Asymmetric configs drift. Six months in, someone tweaks maxconn on lb-01 during a fire and forgets to update lb-02. When failover happens, capacity changes silently. Run a config-diff cron between the two nodes, or — better — manage both with the same Ansible/Salt role and disallow manual edits.

HAProxy reloads vs restarts. systemctl reload haproxy is graceful and keeps connections alive via socket handover. restart drops every in-flight TCP connection. Roll out config changes with reload, do them on the backup first, fail over, then do the master.

SSL cert sync. Both nodes need the same cert at the same path. If only the master has the new cert and failover happens mid-renewal, clients see cert errors. Automate cert distribution (we use a small rsync job triggered by certbot’s deploy hook).

When this isn’t the right answer

Active-passive HAProxy + Keepalived is great for: on-prem, single-DC, single-VLAN, predictable traffic, control over the network gear.

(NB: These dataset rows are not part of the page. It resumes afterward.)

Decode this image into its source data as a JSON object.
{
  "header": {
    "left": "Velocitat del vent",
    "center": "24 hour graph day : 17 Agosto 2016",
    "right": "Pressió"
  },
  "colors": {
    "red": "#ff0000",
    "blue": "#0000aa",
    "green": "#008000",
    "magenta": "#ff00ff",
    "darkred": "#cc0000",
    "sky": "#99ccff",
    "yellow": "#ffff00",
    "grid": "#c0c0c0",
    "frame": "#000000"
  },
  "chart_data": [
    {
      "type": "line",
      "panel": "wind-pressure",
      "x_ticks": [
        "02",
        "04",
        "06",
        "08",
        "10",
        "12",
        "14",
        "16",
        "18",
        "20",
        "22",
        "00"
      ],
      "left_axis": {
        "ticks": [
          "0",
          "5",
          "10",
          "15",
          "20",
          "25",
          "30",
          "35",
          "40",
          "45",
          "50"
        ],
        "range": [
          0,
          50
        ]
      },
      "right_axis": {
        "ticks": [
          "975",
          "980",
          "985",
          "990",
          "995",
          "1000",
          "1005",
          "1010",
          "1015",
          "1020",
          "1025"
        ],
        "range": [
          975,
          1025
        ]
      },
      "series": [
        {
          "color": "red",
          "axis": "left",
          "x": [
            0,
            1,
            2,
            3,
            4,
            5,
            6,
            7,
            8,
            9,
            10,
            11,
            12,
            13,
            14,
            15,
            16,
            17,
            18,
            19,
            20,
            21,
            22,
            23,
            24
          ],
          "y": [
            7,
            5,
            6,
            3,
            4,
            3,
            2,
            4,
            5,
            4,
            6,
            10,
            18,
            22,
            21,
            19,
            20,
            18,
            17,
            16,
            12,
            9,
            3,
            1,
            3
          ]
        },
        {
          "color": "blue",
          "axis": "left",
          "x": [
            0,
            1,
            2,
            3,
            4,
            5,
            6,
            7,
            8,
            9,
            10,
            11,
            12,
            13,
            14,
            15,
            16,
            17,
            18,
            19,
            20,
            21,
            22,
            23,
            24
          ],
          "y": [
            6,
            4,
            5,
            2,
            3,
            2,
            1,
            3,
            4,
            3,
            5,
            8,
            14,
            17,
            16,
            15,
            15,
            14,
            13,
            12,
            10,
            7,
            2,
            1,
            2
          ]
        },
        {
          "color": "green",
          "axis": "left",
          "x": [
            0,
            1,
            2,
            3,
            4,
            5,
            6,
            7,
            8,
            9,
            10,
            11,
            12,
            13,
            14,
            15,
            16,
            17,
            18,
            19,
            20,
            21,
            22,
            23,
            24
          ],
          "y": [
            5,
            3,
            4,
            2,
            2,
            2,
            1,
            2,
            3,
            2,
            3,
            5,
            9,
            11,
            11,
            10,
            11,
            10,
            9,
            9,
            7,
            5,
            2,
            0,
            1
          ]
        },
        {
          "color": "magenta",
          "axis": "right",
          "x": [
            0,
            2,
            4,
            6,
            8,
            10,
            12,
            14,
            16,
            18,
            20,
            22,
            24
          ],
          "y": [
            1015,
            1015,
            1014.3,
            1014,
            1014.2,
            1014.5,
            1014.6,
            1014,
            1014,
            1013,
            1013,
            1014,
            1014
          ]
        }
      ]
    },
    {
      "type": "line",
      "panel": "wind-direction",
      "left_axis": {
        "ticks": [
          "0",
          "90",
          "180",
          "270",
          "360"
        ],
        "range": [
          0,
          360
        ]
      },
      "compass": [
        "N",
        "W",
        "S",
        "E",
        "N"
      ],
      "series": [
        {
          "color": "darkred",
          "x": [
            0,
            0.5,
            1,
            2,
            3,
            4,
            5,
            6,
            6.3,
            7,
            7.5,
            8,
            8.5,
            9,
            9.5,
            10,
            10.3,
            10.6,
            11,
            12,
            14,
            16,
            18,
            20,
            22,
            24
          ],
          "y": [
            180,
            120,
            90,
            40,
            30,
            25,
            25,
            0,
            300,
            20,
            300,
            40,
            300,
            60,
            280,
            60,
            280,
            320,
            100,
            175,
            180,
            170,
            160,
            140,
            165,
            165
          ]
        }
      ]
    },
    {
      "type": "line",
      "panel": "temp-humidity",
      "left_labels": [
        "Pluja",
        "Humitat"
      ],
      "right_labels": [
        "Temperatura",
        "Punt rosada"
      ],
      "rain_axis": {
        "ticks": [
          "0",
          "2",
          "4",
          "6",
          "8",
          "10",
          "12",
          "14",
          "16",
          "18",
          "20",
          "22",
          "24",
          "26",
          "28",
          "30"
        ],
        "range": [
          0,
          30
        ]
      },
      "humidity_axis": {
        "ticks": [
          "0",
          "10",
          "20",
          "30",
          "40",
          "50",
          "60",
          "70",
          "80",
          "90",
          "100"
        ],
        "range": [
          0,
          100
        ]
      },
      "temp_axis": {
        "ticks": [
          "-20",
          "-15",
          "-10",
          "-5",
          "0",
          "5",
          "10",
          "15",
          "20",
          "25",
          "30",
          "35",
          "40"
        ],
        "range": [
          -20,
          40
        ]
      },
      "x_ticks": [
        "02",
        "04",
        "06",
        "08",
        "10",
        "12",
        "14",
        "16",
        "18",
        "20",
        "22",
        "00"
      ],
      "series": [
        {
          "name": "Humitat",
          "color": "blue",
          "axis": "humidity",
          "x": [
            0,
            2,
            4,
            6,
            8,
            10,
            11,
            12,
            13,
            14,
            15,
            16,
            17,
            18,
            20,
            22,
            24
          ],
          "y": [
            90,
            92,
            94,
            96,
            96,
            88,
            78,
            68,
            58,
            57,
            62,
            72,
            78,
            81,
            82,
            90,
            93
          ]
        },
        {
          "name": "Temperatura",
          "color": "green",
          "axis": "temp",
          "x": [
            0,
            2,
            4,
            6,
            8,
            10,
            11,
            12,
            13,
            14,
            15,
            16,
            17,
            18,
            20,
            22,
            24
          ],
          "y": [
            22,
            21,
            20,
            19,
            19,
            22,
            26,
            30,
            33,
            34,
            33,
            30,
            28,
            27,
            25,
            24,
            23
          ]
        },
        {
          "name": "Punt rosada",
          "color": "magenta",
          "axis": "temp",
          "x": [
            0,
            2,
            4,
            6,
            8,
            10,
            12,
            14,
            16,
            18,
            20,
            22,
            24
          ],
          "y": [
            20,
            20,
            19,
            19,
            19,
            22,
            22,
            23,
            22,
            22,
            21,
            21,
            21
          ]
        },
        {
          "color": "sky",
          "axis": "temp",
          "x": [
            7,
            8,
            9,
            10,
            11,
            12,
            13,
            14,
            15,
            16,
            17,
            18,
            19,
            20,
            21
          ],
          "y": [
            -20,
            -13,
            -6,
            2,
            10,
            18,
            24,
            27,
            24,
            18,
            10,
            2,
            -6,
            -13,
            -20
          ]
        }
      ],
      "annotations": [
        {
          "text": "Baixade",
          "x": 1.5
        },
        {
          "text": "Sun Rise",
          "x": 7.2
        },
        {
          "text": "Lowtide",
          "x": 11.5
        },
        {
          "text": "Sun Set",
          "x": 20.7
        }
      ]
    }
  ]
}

It is not great for: multi-AZ cloud (use the cloud LB), global traffic (use anycast or GeoDNS), or extreme throughput where one active node bottlenecks (you want active-active with ECMP or a real LB cluster).

For a backend service handling a few thousand RPS in one datacenter, though, this setup has been boring and reliable for years — which is exactly what you want from a load balancer.